Peubah penjelas pada persamaan (4.6) merupakan pelebaran dari tiga
kategori faktor yang diduga berpengaruh terhadap peubah FREK*. Peubah
KBATL dan KBATT merupakan operasionalisasi dari faktor motif keuntungan.
Peubah PI, PNJ, JAK dan POF merupakan operasionalisasi dari faktor lingkungan
ekonomi nelayan, dan peubah MP, HKM dan FPAT merupakan operasionalisasi
57
dari faktor pengawasan dan penegakan aturan. Penjelasan dibalik hipotesa pada
persamaan (4.6) dijelaskan sebagai berikut.

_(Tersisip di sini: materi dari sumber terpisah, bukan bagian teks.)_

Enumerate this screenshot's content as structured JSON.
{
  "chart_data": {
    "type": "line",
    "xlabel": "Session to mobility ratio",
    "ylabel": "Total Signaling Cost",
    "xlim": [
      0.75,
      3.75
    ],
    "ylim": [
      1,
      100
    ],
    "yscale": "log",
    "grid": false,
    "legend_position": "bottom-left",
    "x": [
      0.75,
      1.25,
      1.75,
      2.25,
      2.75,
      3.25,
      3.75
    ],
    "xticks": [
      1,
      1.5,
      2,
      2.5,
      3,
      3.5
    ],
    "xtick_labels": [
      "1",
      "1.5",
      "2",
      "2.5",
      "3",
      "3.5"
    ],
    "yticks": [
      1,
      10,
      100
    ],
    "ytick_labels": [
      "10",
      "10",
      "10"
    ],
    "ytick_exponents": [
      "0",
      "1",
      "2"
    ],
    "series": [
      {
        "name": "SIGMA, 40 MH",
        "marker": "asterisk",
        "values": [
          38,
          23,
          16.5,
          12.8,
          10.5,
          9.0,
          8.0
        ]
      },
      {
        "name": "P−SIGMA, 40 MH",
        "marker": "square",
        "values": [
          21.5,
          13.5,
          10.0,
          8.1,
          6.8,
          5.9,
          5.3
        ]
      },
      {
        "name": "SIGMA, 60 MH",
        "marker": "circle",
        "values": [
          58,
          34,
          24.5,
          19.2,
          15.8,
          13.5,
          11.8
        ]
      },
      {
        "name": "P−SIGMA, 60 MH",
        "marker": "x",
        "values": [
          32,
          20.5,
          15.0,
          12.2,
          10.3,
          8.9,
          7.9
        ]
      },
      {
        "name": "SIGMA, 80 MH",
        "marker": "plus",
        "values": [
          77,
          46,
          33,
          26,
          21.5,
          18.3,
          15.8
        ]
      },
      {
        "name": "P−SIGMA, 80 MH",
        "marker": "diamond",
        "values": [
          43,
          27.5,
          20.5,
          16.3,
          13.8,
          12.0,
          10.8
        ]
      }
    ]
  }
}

Peubah yang diduga berpengaruh negatif terhadap FREK* adalah
KBATL, PI, POF, MP, HKM, FPAT dan PDK. Tingginya keuntungan bersih
yang diperoleh alat tangkap legal akan memberikan insentif ekonomi bagi nelayan
untuk menghindari alat tangkap terlarang. Tingginya KBATL akan cenderung
meningkatkan kepatuhan nelayan terhadap peraturan alat tangkap dengan cara
mengurangi atau tidak menggunakan sama sekali alat tangkap terlarang. Peubah
PI dan POF diduga berpengaruh negatif terhadap FREK*. Dalam pengertian
bahwa ketika dalam rumahtangga nelayan terdapat alternatif pendapatan lain, baik
yang dihasilkan oleh istri nelayan dan pekerjaan nelayan pada usaha diluar
penangkapan ikan, maka nelayan cenderung tidak akan menggunakan alat tangkap
terlarang. Hipotesa ini didasarkan pada asumsi bahwa kecondongan untuk
menggunakan alat tangkap terlarang didorong oleh keinginan nelayan untuk
memperoleh pendapatan yang lebih besar. Asumsi ini melekat juga pada hipotesa
terkait pengaruh peubah PNJ dan JAK. Peubah MP, HKM dan FPAT adalah
peubah penjelas yang mewakili kegiatan pengawasan dan penegakan aturan alat
tangkap. Peubah yang mewakili pengawasan dan penegakan aturan alat tangkap
(MP, HKM dan FPAT) diduga berpengaruh negatif terhadap FREK*. Apabila
nelayan menilai bahwa penerapan aturan alat tangkap tersebut memberikan
manfaat bagi mereka, maka hal ini akan memberikan insentif bagi nelayan untuk
menghindari penggunaan alat tangkap terlarang. HKM dan FPAT merupakan
instrumen pemerintah untuk mencegah penggunaan alat tangkap terlarang.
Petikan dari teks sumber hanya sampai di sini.